Essa volatilidade levou mais de uma dúzia de empresas a arquivar seus planos de IPO nos Estados Unidos, incluindo algumas das estreias mais aguardadas do ano.
IPO, sigla para Initial Public Offer, é o nome que se dá à operação de uma empresa na sua primeira oferta pública de ações.
A StubHub e a Klarna, que já protocolaram seus prospectos na Securities and Exchange Commission (a SEC, o órgão regulador do mercado de capitais à semelhança da CVM americana), adiaram seus planos. A fintech Chime, que supostamente estava prestes a revelar seu registro na SEC, mudou de ideia no último minuto na semana passada.
TUDO PARADO
Fusões e aquisições? As coisas não estão muito melhores nesse departamento. O primeiro trimestre deste ano teve menos de 80 anúncios de fusões e aquisições nos Estados Unidos — o menor total trimestral desde o segundo trimestre de 2020 — e os sinais de melhoria para o segundo trimestre desapareceram do horizonte por enquanto.
Mas não são apenas as tarifas anunciadas pelo presidente americano Donald Trump — ou a resposta global a elas — que estão assustando os mercados. O verdadeiro problema é a completa falta de previsibilidade sobre o que acontecerá em seguida.

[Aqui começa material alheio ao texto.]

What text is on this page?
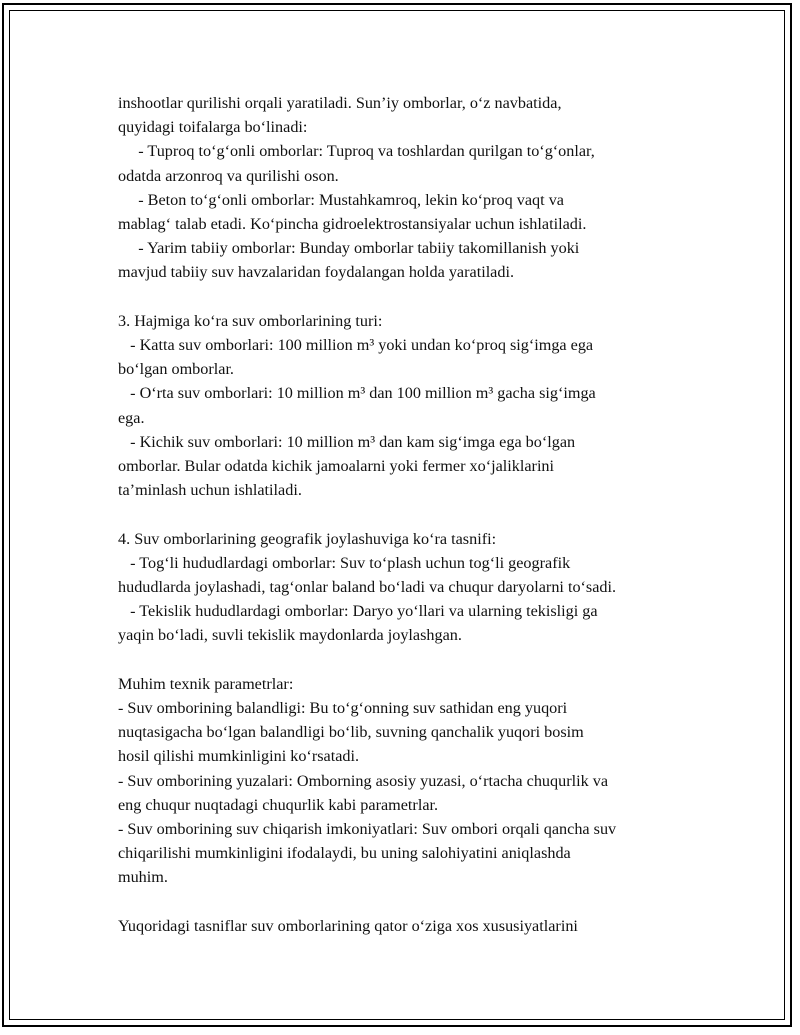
inshootlar qurilishi orqali yaratiladi. Sun’iy omborlar, o‘z navbatida,

quyidagi toifalarga bo‘linadi:

- Tuproq to‘g‘onli omborlar: Tuproq va toshlardan qurilgan to‘g‘onlar,

odatda arzonroq va qurilishi oson.

- Beton to‘g‘onli omborlar: Mustahkamroq, lekin ko‘proq vaqt va

mablag‘ talab etadi. Ko‘pincha gidroelektrostansiyalar uchun ishlatiladi.

- Yarim tabiiy omborlar: Bunday omborlar tabiiy takomillanish yoki

mavjud tabiiy suv havzalaridan foydalangan holda yaratiladi.

3. Hajmiga ko‘ra suv omborlarining turi:

- Katta suv omborlari: 100 million m³ yoki undan ko‘proq sig‘imga ega

bo‘lgan omborlar.

- O‘rta suv omborlari: 10 million m³ dan 100 million m³ gacha sig‘imga

ega.

- Kichik suv omborlari: 10 million m³ dan kam sig‘imga ega bo‘lgan

omborlar. Bular odatda kichik jamoalarni yoki fermer xo‘jaliklarini

ta’minlash uchun ishlatiladi.

4. Suv omborlarining geografik joylashuviga ko‘ra tasnifi:

- Tog‘li hududlardagi omborlar: Suv to‘plash uchun tog‘li geografik

hududlarda joylashadi, tag‘onlar baland bo‘ladi va chuqur daryolarni to‘sadi.

- Tekislik hududlardagi omborlar: Daryo yo‘llari va ularning tekisligi ga

yaqin bo‘ladi, suvli tekislik maydonlarda joylashgan.

Muhim texnik parametrlar:

- Suv omborining balandligi: Bu to‘g‘onning suv sathidan eng yuqori

nuqtasigacha bo‘lgan balandligi bo‘lib, suvning qanchalik yuqori bosim

hosil qilishi mumkinligini ko‘rsatadi.

- Suv omborining yuzalari: Omborning asosiy yuzasi, o‘rtacha chuqurlik va

eng chuqur nuqtadagi chuqurlik kabi parametrlar.

- Suv omborining suv chiqarish imkoniyatlari: Suv ombori orqali qancha suv

chiqarilishi mumkinligini ifodalaydi, bu uning salohiyatini aniqlashda

muhim.

Yuqoridagi tasniflar suv omborlarining qator o‘ziga xos xususiyatlarini
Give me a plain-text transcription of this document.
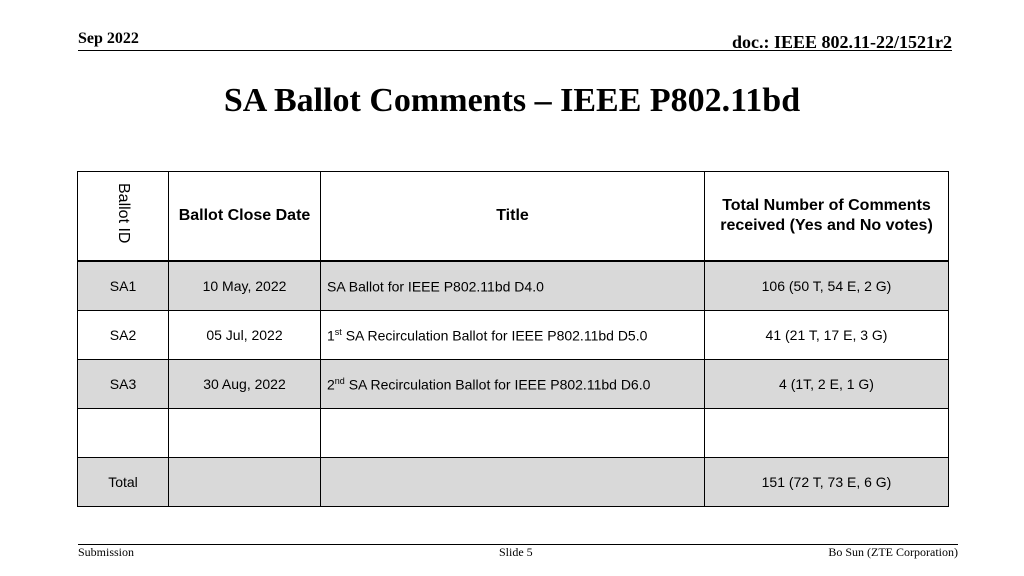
Sep 2022	doc.: IEEE 802.11-22/1521r2
SA Ballot Comments – IEEE P802.11bd
Ballot ID	Ballot Close Date	Title	Total Number of Comments received (Yes and No votes)
SA1	10 May, 2022	SA Ballot for IEEE P802.11bd D4.0	106 (50 T, 54 E, 2 G)
SA2	05 Jul, 2022	1st SA Recirculation Ballot for IEEE P802.11bd D5.0	41 (21 T, 17 E, 3 G)
SA3	30 Aug, 2022	2nd SA Recirculation Ballot for IEEE P802.11bd D6.0	4 (1T, 2 E, 1 G)

Total			151 (72 T, 73 E, 6 G)
Submission	Slide 5	Bo Sun (ZTE Corporation)
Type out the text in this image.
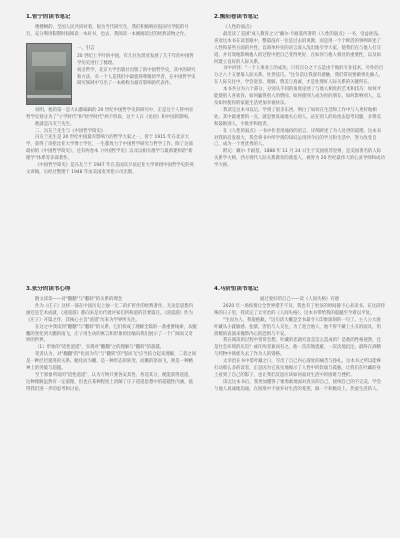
1.管宁的读书笔记

楼楼啊的，全国人民共同对着，很为当代研究生，我们积极响应报国号学院的号召，充分利用假期时间阅读一本好书，也去，我阅读一本刚刚读过的经典读物之作。

一、引言

20 世纪上半叶的中国，有几位先贤对发展了几千年的中国哲学历史进行了梳理。

祝圣哲学，北京大学出版社出版了的中国哲学史，其中的研究和方法，有一个人是我们中最值得尊敬的学者，在中国哲学史研究领域中写出了一本被称为最有影响的代表作。

说明、他的第一是大山都编辑的 20 世纪中国哲学史的研究中，正是这个人得中国哲学史划分为了"子学时代"和"经学时代"两个阶段，这个人在《论语》和中国的影响。

他就是冯友兰先生。

二、冯友兰先生与《中国哲学简史》

冯友兰先生是 20 世纪中国最有影响力的哲学大家之一，曾于 1915 年在北京大学，获得了哥伦比亚大学博士学位，一生都致力于中国哲学研究与哲学工作。除了这部最初的《中国哲学简史》，还有两卷本《中国哲学史》以及以相关理学与最新建构的"新理学"体系等多部著作。

《中国哲学简史》是冯友兰于 1947 年在美国宾夕法尼亚大学讲授中国哲学史的英文讲稿，后经过整理于 1948 年由美国麦米伦公司出版。

2.衡阳卷读书笔记

《人性的弱点》

最近读了美国"成人教育之父"戴尔·卡耐基所著的《人性的弱点》一书，受益匪浅。喜欢这本书在读者眼中，整篇没有一位是过去的说教，而是用一个个鲜活的事例讲述了人性和某些方面的共性，以简单朴实的语言深入浅出地引导大家，使我们在与他人打交道、并有效地影响他人的过程中把自己变得更好，在如何与他人相处的重要性，以及如何建立良好的人际关系。

书中讲到："一个人事业上的成功，只有百分之十五是由于他的专业技术，另外的百分之八十五要靠人际关系、处世技巧。"这句话让我深有感触，我们常说要做事先做人，在人际交往中，学会宽容、理解、赞美与真诚，才是处理好人际关系的关键所在。

本书共分为六个部分，分别从不同的角度论述了与他人相处的艺术和技巧：如何才能使别人喜欢你、如何赢得别人的赞同、如何使别人成为你的朋友、如何影响别人，以及如何使你的家庭生活更加幸福快乐。

我读完这本书以后，学到了很多东西，明白了如何在生活和工作中与人更好地相处。其中最重要的一点，就是要真诚地关心别人，站在别人的角度去思考问题，多赞美和鼓励别人，少批评和指责。

在《人性的弱点》一书中作者用通俗的语言，详细讲述了为人处世的道理，这本书对我的启发很大，我会将书中所学到的知识运用到今后的学习和生活中，努力改变自己，成为一个更优秀的人。

附记：戴尔·卡耐基，1888 年 11 月 24 日生于美国密苏里州，是美国著名的人际关系学大师，西方现代人际关系教育的奠基人，被誉为 20 世纪最伟大的心灵导师和成功学大师。

3.张分的读书心得

散文读读——对"翻翻"与"翻转"的关系的理念

作为《庄子》这样一部在中国历史上独一无二的扩折作的经典著作，无论是思想内涵还是艺术成就，《逍遥游》都向来是历代批评家们所称道的首要篇目。《逍遥游》作为《庄子》开篇之作，其核心主旨"逍遥"历来为学界所关注。

在这之中我读到"翻翻"与"翻转"的关系，它们构成了理解全篇的一条重要线索，从鲲鹏的变化到大鹏的南飞，庄子用生动的寓言和形象的比喻向我们展示了一个广阔而又奇妙的世界。

（1）形象的"适性逍遥"，实现对"翻翻"之的理解与"翻转"的超越。

笔者认为，对"翻翻"的"化而为鸟"与"翻转"的"怒而飞"应当结合起来理解，二者之间是一种层层递进的关系。鲲化而为鹏，是一种形态的转变，而鹏的怒而飞，则是一种精神上的突破与超越。

至于郭象所说的"适性逍遥"，认为万物只要各安其性、各适其分，便能获得逍遥，这种理解虽然有一定道理，但也在某种程度上消解了庄子逍遥思想中的超越性内涵，值得我们进一步的思考和讨论。

4.马阶恒读书笔记

通过爱好的自己——读《人间失格》有感

2020 年一场疫情让全世界措手不及，我也有了更多的时间静下心来读书。在这段特殊的日子里，我读完了太宰治的《人间失格》，这本书带给我的震撼至今难以平复。

"生而为人，我很抱歉。"这句话大概是全书最令人印象深刻的一句了。主人公大庭叶藏从小就敏感、怯懦，害怕与人交往，为了迎合他人，他不得不戴上小丑的面具，用滑稽的表演来掩饰内心的恐惧与不安。

我在阅读的过程中常常会想，叶藏的悲剧究竟是怎么造成的？是他的性格使然，还是社会环境的压迫？或许两者兼而有之。他一次次地逃避，一次次地沉沦，最终在酒精与药物中彻底失去了作为人的资格。

太宰治在书中借叶藏之口，写出了自己内心深处的痛苦与挣扎。这本书之所以能够打动那么多的读者，正是因为它真实地揭示了人性中的软弱与孤独，让我们在叶藏的身上看到了自己的影子，也让我们反思应该如何面对生活中的困难与挫折。

读完这本书后，我更加懂得了要勇敢地面对真实的自己，接纳自己的不完美，学会与他人真诚地沟通，在困境中不放弃对生活的希望，做一个积极向上、热爱生活的人。
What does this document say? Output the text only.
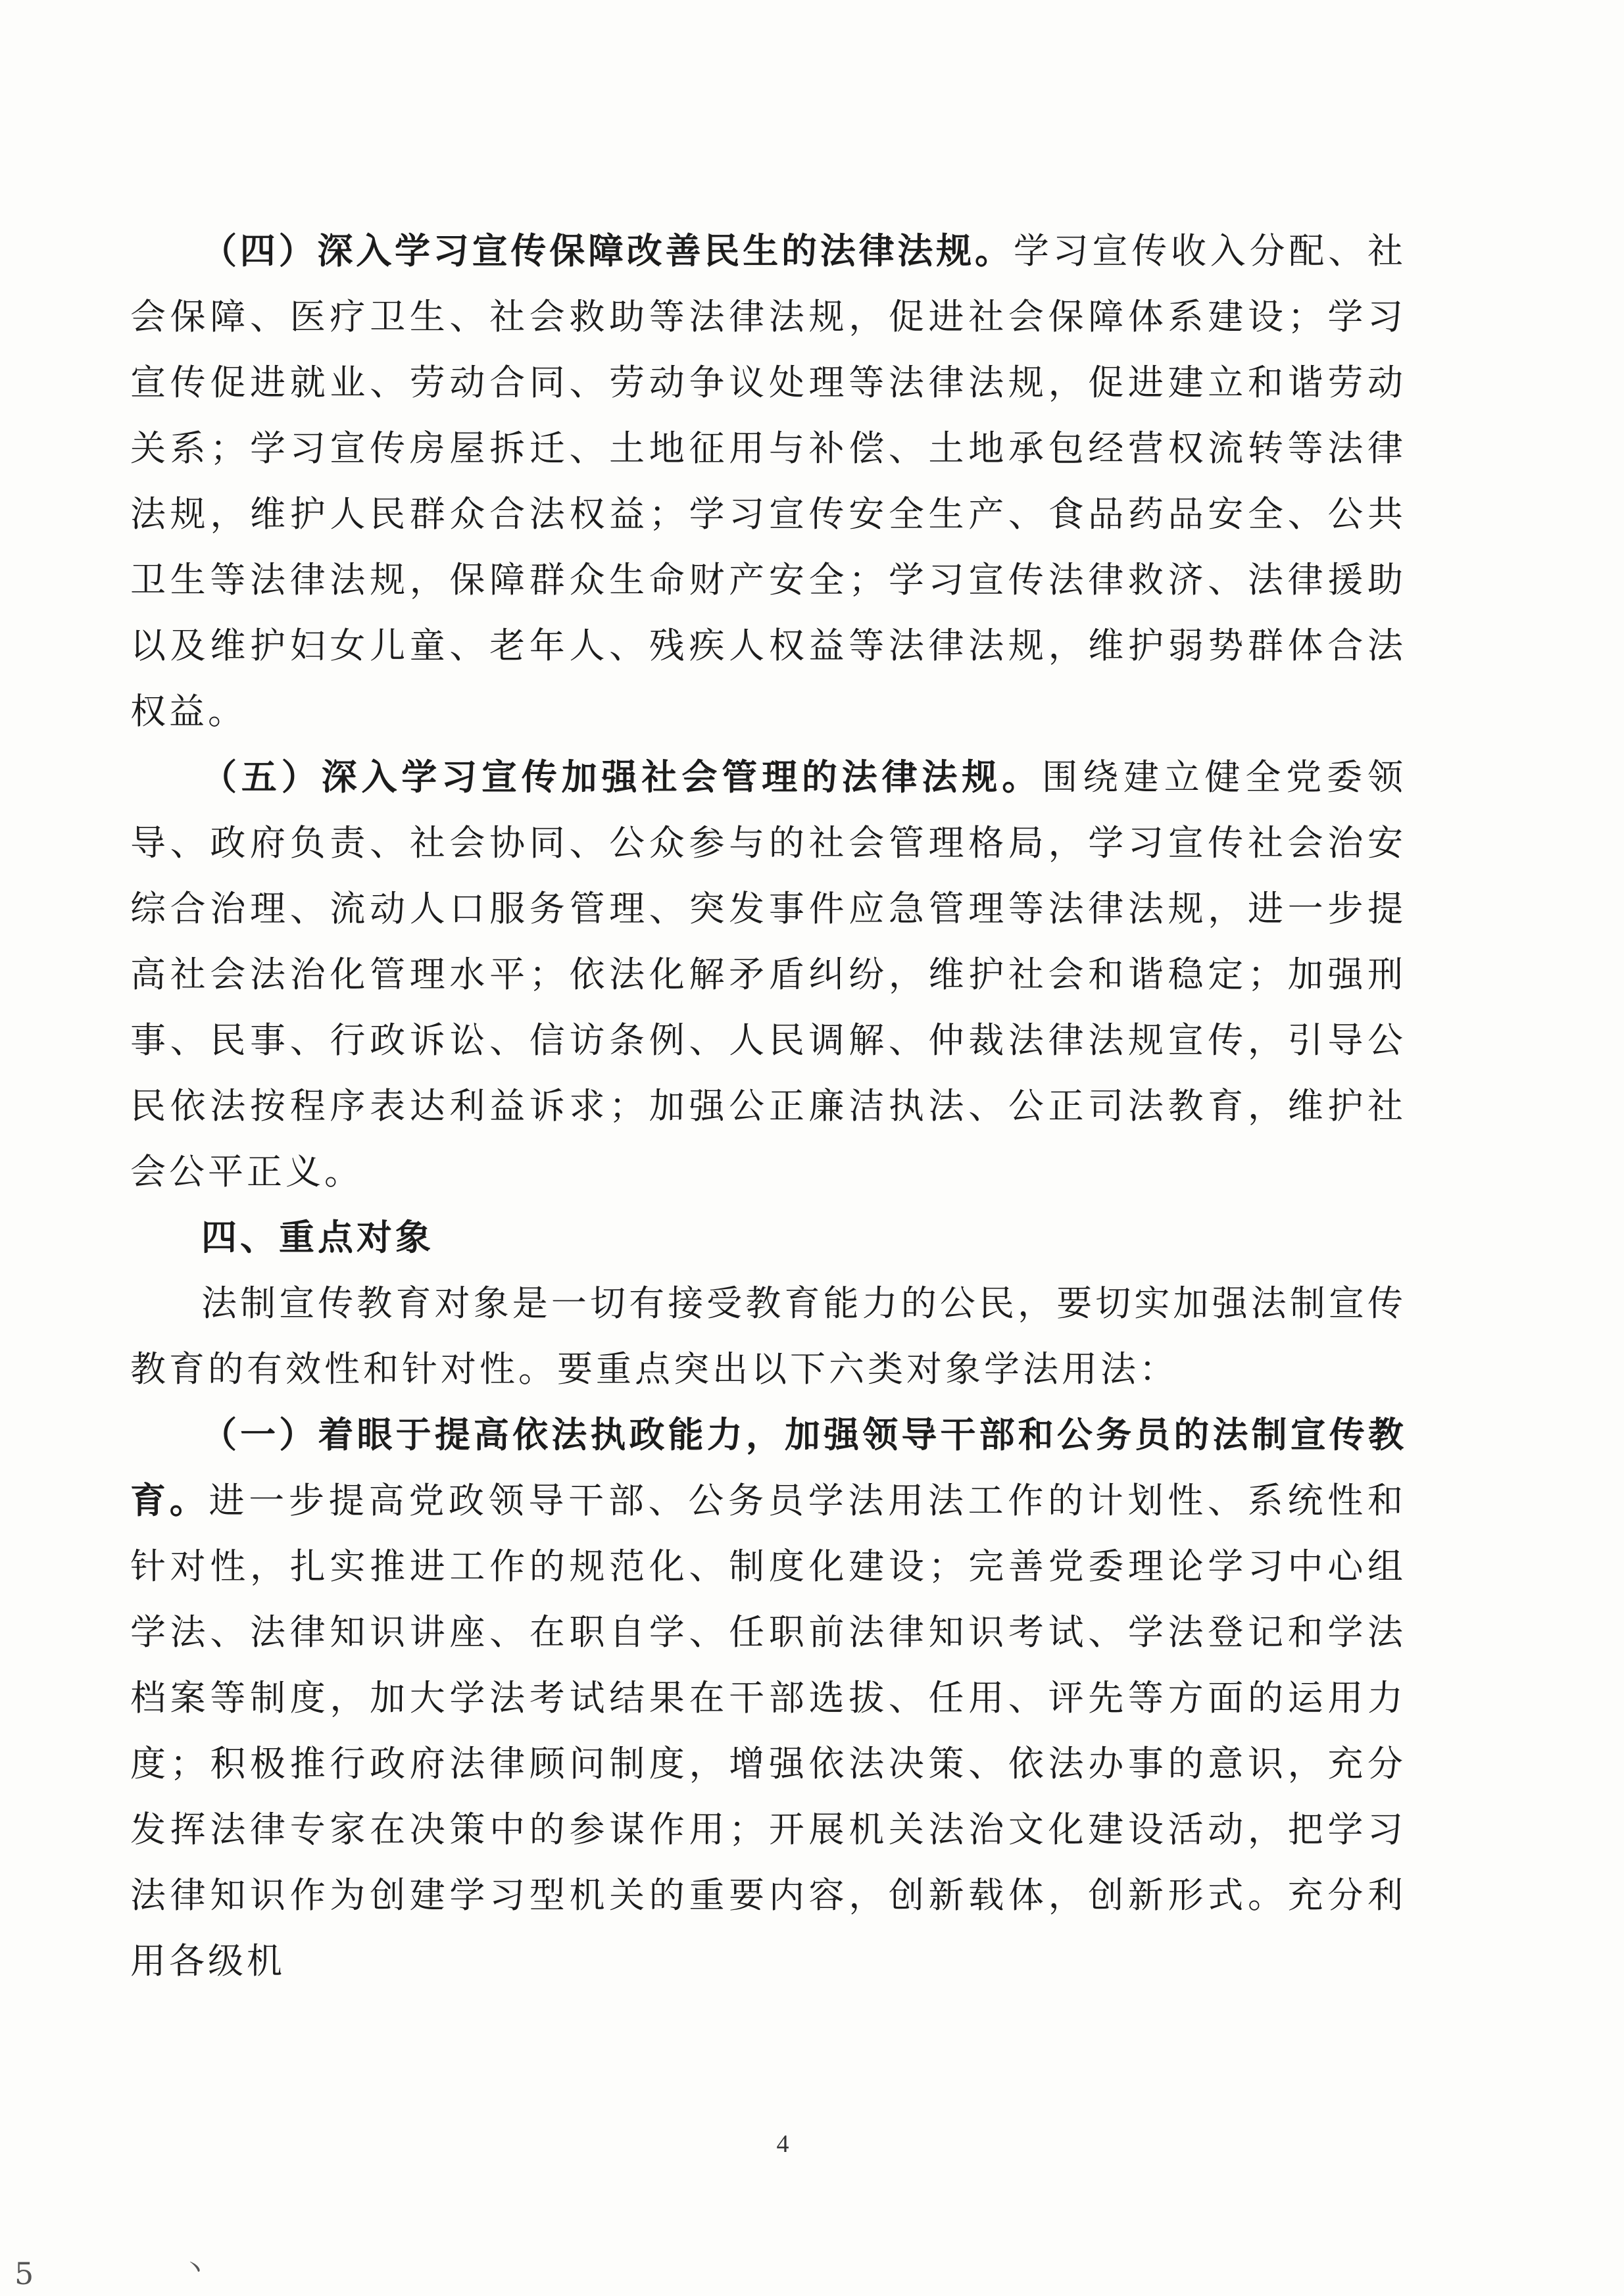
（四）深入学习宣传保障改善民生的法律法规。学习宣传收入分配、社会保障、医疗卫生、社会救助等法律法规，促进社会保障体系建设；学习宣传促进就业、劳动合同、劳动争议处理等法律法规，促进建立和谐劳动关系；学习宣传房屋拆迁、土地征用与补偿、土地承包经营权流转等法律法规，维护人民群众合法权益；学习宣传安全生产、食品药品安全、公共卫生等法律法规，保障群众生命财产安全；学习宣传法律救济、法律援助以及维护妇女儿童、老年人、残疾人权益等法律法规，维护弱势群体合法权益。

（五）深入学习宣传加强社会管理的法律法规。围绕建立健全党委领导、政府负责、社会协同、公众参与的社会管理格局，学习宣传社会治安综合治理、流动人口服务管理、突发事件应急管理等法律法规，进一步提高社会法治化管理水平；依法化解矛盾纠纷，维护社会和谐稳定；加强刑事、民事、行政诉讼、信访条例、人民调解、仲裁法律法规宣传，引导公民依法按程序表达利益诉求；加强公正廉洁执法、公正司法教育，维护社会公平正义。

四、重点对象

法制宣传教育对象是一切有接受教育能力的公民，要切实加强法制宣传教育的有效性和针对性。要重点突出以下六类对象学法用法：

（一）着眼于提高依法执政能力，加强领导干部和公务员的法制宣传教育。进一步提高党政领导干部、公务员学法用法工作的计划性、系统性和针对性，扎实推进工作的规范化、制度化建设；完善党委理论学习中心组学法、法律知识讲座、在职自学、任职前法律知识考试、学法登记和学法档案等制度，加大学法考试结果在干部选拔、任用、评先等方面的运用力度；积极推行政府法律顾问制度，增强依法决策、依法办事的意识，充分发挥法律专家在决策中的参谋作用；开展机关法治文化建设活动，把学习法律知识作为创建学习型机关的重要内容，创新载体，创新形式。充分利用各级机

4
5	丶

Qual será o impacto da tarifa recíproca dos EUA — a maior parte da qual Trump suspendeu na recentemente por 90 dias — para os países afetados? A interrupção será temporária ou Trump a manterá pelo resto do seu mandato? Como tudo isso afetará as cadeias de suprimentos globais?
Infelizmente, não há respostas definitivas para nenhuma dessas perguntas.
O ENIGMA DO CAPITAL DE RISCO
Isso não está apenas deixando a situação confusa para consumidores, economistas e empresários. Também está deixando os donos de startups preocupados com suas chances de encontrar financiamento de capital de risco.
Isso é compreensível, mas vale lembrar que a desordem em torno das tarifas e do mercado dura apenas pouco mais de uma semana — e isso não é tempo suficiente para ter qualquer impacto real no mercado de financiamento.
Ainda assim, as empresas de capital de risco que apoiam empresas que se aproximam de um IPO ou de uma saída são as mais propensas a sentir a pressão, dizem os investidores.
“Os investidores estão tentando descobrir ‘como isso vai se desenrolar?’”, diz Matt Murphy, sócio da Menlo Ventures. “Acho que isso tem um impacto maior para o mercado em estágio avançado em comparação com o inicial. Suas avaliações são mais altas e você está apostando no P&L (demonstrativo financeiro que traz as receitas, custos e despesas em um determinado intervalo de tempo) e nas finanças da empresa; enquanto no início, você está apostando no produto, na equipe e no mercado.”
“Não é o impacto direto das tarifas [para eles], é o indireto”
Matt Murphy, sócio da Menlo Ventures
Muitas das empresas do portfólio da Menlo são digitais — o que significa que as tarifas, como estão estruturadas atualmente, não as afetarão diretamente, já que não vendem produtos físicos. A maior preocupação é se os clientes em potencial acumularão dinheiro e adiarão ou deixarão de comprar novos softwares.
“Não é o impacto direto das tarifas [para eles], é o indireto”, diz Murphy.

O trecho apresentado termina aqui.